|
|
|
|
|
by tbalsam
1047 days ago
|
|
I think you may be missing the extensive lines of research covering those topics. Memorization vs Generalization has been a debate before LW even existed in the public eye, and inputs that networks have unusual sensitivity to have been well studied as well (re:chaotic vs linear regimes in neural networks). Especially the memorization vs generalization bit -- that has been around for...decades. It's considered a fundamental part of the field, and has had a ton of research dedicated to it. I don't know much either way about RLHF in terms of its direct lineage, but I highly doubt that is actually what happened, since DeepMind is actually responsible for the bulk of the historical research supporting those methods.
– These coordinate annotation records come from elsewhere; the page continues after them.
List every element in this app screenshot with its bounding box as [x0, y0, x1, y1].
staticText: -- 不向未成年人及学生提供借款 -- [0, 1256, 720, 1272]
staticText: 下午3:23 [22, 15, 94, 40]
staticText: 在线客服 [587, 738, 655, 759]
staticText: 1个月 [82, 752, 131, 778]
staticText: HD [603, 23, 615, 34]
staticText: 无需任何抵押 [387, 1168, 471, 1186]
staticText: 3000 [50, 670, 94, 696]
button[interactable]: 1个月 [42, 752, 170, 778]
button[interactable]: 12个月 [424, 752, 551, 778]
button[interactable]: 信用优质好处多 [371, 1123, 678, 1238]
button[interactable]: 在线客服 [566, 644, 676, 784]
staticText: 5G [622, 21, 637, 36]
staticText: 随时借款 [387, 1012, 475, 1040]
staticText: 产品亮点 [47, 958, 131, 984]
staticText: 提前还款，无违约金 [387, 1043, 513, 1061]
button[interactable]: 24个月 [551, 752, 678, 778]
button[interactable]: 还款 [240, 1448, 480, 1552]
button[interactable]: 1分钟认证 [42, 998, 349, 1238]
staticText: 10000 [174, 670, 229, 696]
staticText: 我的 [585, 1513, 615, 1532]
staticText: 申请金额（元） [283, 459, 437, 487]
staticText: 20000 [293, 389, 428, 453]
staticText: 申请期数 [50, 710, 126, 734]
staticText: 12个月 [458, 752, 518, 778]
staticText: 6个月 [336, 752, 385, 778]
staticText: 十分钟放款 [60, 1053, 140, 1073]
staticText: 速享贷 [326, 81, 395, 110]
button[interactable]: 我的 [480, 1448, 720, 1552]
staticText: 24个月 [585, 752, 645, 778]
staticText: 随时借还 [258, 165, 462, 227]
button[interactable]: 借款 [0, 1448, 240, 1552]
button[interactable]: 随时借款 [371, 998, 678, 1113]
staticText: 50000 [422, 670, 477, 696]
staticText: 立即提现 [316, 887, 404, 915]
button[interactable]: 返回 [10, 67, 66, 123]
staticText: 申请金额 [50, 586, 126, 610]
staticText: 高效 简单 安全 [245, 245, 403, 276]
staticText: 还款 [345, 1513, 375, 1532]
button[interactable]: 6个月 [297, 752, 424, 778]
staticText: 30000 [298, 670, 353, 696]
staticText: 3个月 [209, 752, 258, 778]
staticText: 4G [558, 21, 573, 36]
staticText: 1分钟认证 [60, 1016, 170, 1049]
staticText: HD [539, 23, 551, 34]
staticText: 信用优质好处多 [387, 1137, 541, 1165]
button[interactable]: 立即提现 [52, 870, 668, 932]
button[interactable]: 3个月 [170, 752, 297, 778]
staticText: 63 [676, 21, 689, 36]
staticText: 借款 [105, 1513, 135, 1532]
It's possible ala the broken clock hypothesis + LessWrong is obviously not the "primate at a typewriter" situation, so there's a chance of some people scoring meaningful contributions, but the signal to noise ratio is awful. I want to get something out of some of the posts I've tried to read there, but there are so many bad takes written with more bombastic language that it's really quite hard indeed. Right now, it's an active detractor to the field because it pulls attention away from things that are much more deserving of energy and time. I honestly wish the vibe was back to people even just making variations of Char-RNN repos based on Karpathy's blog posts. That was a much more innocent time. |
|
I meant this specific analysis, that neural networks that are over-parameterized will at first memorize but, if they keep training on the same dataset with weight decay, will eventually generalize.
Then again, maybe there have been analyses done on this subject I wasn't aware of.